I have two Rocky Mountain Maple babies, and a tiny Douglas fir. I planted them last September and brought all three inside in November when it started getting seriously cold.

One of the maples is doing very well, already sprouting new buds. The Douglas fir is also doing well, but no new growth other than a few needles. The other maple hasn't done well, and may be on its way out already, despite my best efforts.

But my question is, should I move these plants back outside permanently in the spring? Or at some point down the line? The fir in particular is one hardy piece of work, and I can't see it thriving indoors for long. What is the ideal time to make the switch?
The species are native to your region and have been growing there in the wild for a very very long time withstanding extreme weather.

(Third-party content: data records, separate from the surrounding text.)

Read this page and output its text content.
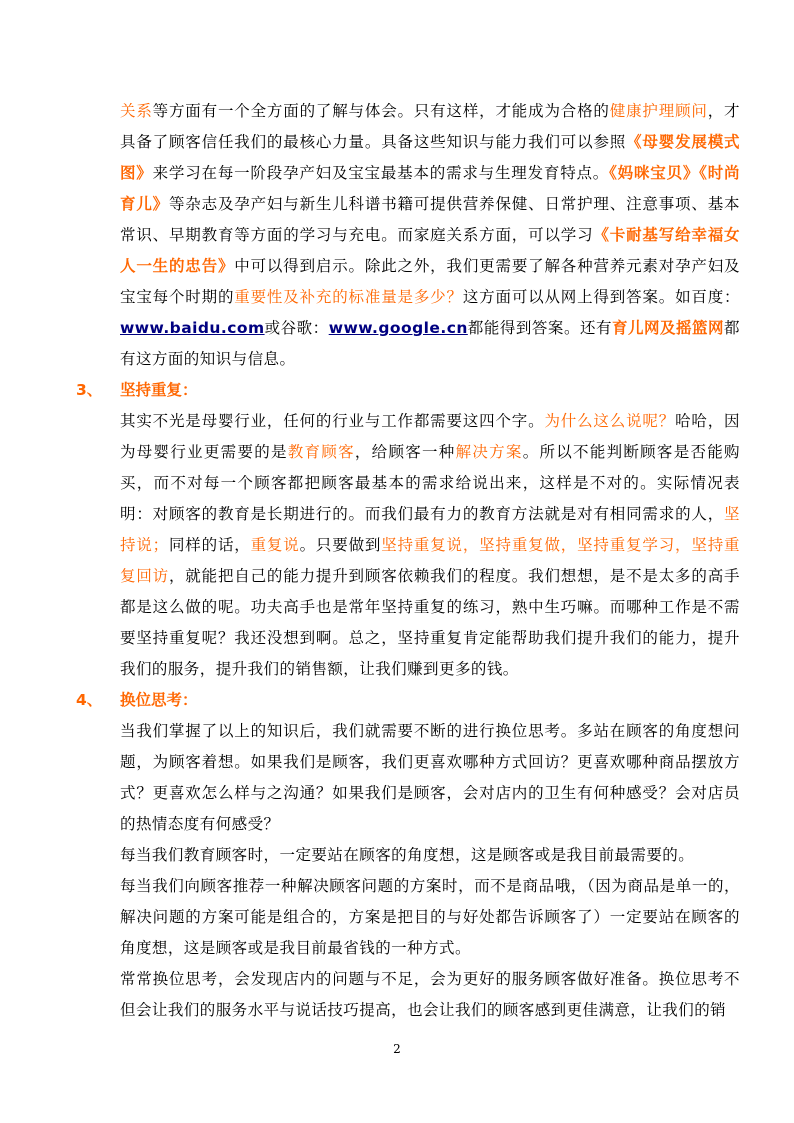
关系等方面有一个全方面的了解与体会。只有这样，才能成为合格的健康护理顾问，才具备了顾客信任我们的最核心力量。具备这些知识与能力我们可以参照《母婴发展模式图》来学习在每一阶段孕产妇及宝宝最基本的需求与生理发育特点。《妈咪宝贝》《时尚育儿》等杂志及孕产妇与新生儿科谱书籍可提供营养保健、日常护理、注意事项、基本常识、早期教育等方面的学习与充电。而家庭关系方面，可以学习《卡耐基写给幸福女人一生的忠告》中可以得到启示。除此之外，我们更需要了解各种营养元素对孕产妇及宝宝每个时期的重要性及补充的标准量是多少？这方面可以从网上得到答案。如百度：www.baidu.com或谷歌：www.google.cn都能得到答案。还有育儿网及摇篮网都有这方面的知识与信息。

3、 坚持重复：

其实不光是母婴行业，任何的行业与工作都需要这四个字。为什么这么说呢？哈哈，因为母婴行业更需要的是教育顾客，给顾客一种解决方案。所以不能判断顾客是否能购买，而不对每一个顾客都把顾客最基本的需求给说出来，这样是不对的。实际情况表明：对顾客的教育是长期进行的。而我们最有力的教育方法就是对有相同需求的人，坚持说；同样的话，重复说。只要做到坚持重复说，坚持重复做，坚持重复学习，坚持重复回访，就能把自己的能力提升到顾客依赖我们的程度。我们想想，是不是太多的高手都是这么做的呢。功夫高手也是常年坚持重复的练习，熟中生巧嘛。而哪种工作是不需要坚持重复呢？我还没想到啊。总之，坚持重复肯定能帮助我们提升我们的能力，提升我们的服务，提升我们的销售额，让我们赚到更多的钱。

4、 换位思考：

当我们掌握了以上的知识后，我们就需要不断的进行换位思考。多站在顾客的角度想问题，为顾客着想。如果我们是顾客，我们更喜欢哪种方式回访？更喜欢哪种商品摆放方式？更喜欢怎么样与之沟通？如果我们是顾客，会对店内的卫生有何种感受？会对店员的热情态度有何感受？

每当我们教育顾客时，一定要站在顾客的角度想，这是顾客或是我目前最需要的。

每当我们向顾客推荐一种解决顾客问题的方案时，而不是商品哦，（因为商品是单一的，解决问题的方案可能是组合的，方案是把目的与好处都告诉顾客了）一定要站在顾客的角度想，这是顾客或是我目前最省钱的一种方式。

常常换位思考，会发现店内的问题与不足，会为更好的服务顾客做好准备。换位思考不但会让我们的服务水平与说话技巧提高，也会让我们的顾客感到更佳满意，让我们的销

2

Just because you put them in a pot, doesn't make them houseplants unable to deal with those conditions. This is a common mistake by people just starting out in bonsai.

Inside they face extreme conditions--low humidity, high heat (in the winter season) and extremely low light. Those conditions will kill them eventually, as you're seeing with the maple.

I'd get them back outside as soon as possible--once the danger of frost and freezing has passed. If you put them (especially the maple) back outside now, you risk their deaths. Once temperate trees resume active growth--leaf extention--after winter dormancy, they have lost mostly all of their ability to withstand frozen roots.